Меня пронзает страх, ладони покрываются потом. Я хочу рассказать ей достаточно только для того, чтобы она поняла, насколько я испорчена, однако боюсь, что плотина прорвётся, и я погублю воспоминаниями нас обеих. Сделав медленный вдох, начинаю:
— Ко мне подошёл мужчина на улице, сказал, что потерялся. Он хотел дать мне карту, где было отмечено место, в которое ему нужно попасть, и попросил показать ему, где он сейчас находится. Я пошла вместе с ним к его машине, и тут он достал пистолет. Тогда я попыталась убежать, однако он догнал меня и ударил пистолетом по голове.
Мама ахает, прижимая руку ко рту, и я сжимаю её руку в своей, пока слёзы катятся по её лицу.
— Не переживай, меня осмотрел хороший врач, и от удара остался только небольшой синяк.
Я не говорю маме, что никакого врача не было и в помине, и что я постоянно теряла сознание после того удара. Я не помню, как попала в Колумбию, кто был со мной, и что вообще со мной делали.
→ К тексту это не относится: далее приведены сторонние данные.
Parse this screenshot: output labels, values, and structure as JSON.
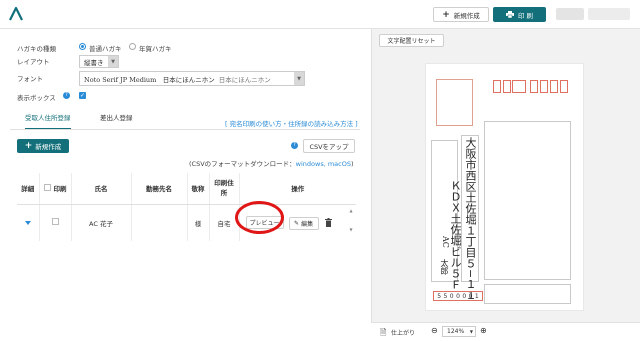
{
  "header": {
    "new_button": "新規作成",
    "print_button": "印 刷",
    "brand_color": "#13707a"
  },
  "form": {
    "card_type_label": "ハガキの種類",
    "card_type_options": [
      "普通ハガキ",
      "年賀ハガキ"
    ],
    "layout_label": "レイアウト",
    "layout_value": "縦書き",
    "font_label": "フォント",
    "font_value": "Noto Serif JP Medium　日本にほんニホン",
    "font_sample": "日本にほんニホン",
    "display_box_label": "表示ボックス"
  },
  "tabs": {
    "recipient": "受取人住所登録",
    "sender": "差出人登録"
  },
  "help_link": "[ 宛名印刷の使い方・住所録の読み込み方法 ]",
  "add_button": "新規作成",
  "csv_button": "CSVをアップ",
  "csv_note_prefix": "(CSVのフォーマットダウンロード：",
  "csv_links": "windows, macOS",
  "csv_note_suffix": ")",
  "table": {
    "headers": [
      "詳細",
      "印刷",
      "氏名",
      "勤務先名",
      "敬称",
      "印刷住所",
      "操作"
    ],
    "row": {
      "name": "AC 花子",
      "company": "",
      "honorific": "様",
      "print_address": "自宅",
      "preview_button": "プレビュー",
      "edit_button": "編集"
    }
  },
  "preview": {
    "reset_button": "文字配置リセット",
    "address_line1": "大阪市西区土佐堀１丁目５−１１",
    "address_line2": "ＫＤＸ土佐堀ビル５Ｆ",
    "name_company": "AC",
    "name_person": "太郎",
    "sender_zip": [
      "5",
      "5",
      "0",
      "0",
      "0",
      "0",
      "1"
    ]
  },
  "bottombar": {
    "finish_label": "仕上がり",
    "zoom": "124%"
  }
}
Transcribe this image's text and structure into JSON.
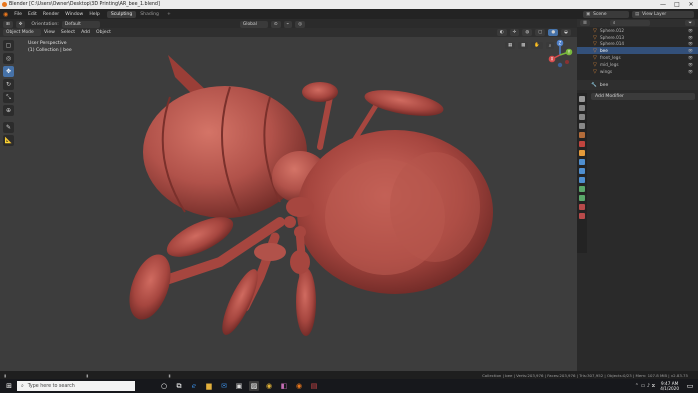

В ответ мама осторожно кивает. Я вижу, как отчаянно она хочет поверить в мою ложь.
— А потом? — спрашивает она тихо.
— Потом меня отвели к мужчине, которого звали Марко, и он сказал мне, что я — первая в его Коллекции. В то время я понятия не имела, что это значило, но вскоре обо всём узнала.
Замолкаю, оценивая реакцию мамы. Её глаза стали чуть шире, чем мгновение назад, а губы теперь сомкнуты. Руки её сжаты в кулаки.
— Через два месяца после похищения я встретила трёх женщин: Эллисон, Донну и Келли. Нас перевезли в дом, располагающийся в джунглях. Марко сказал, что теперь мы будем жить здесь. Раз в месяц нас привозили в какое-либо секретное место и выводили на сцену. Там нас продавали на ночь тому, кто предлагал наивысшую цену.
Встав с кровати, мама подходит к моему старому комоду, стоящему в углу, и крепко держится за него, всхлипывая.
Я тоже встаю, безумно желая утешить её, но заставляя себя оставаться на месте.
— Мам, пожалуйста, — умоляю я. — Пожалуйста, не расстраивайся. В большинстве случаев меня никто не покупал.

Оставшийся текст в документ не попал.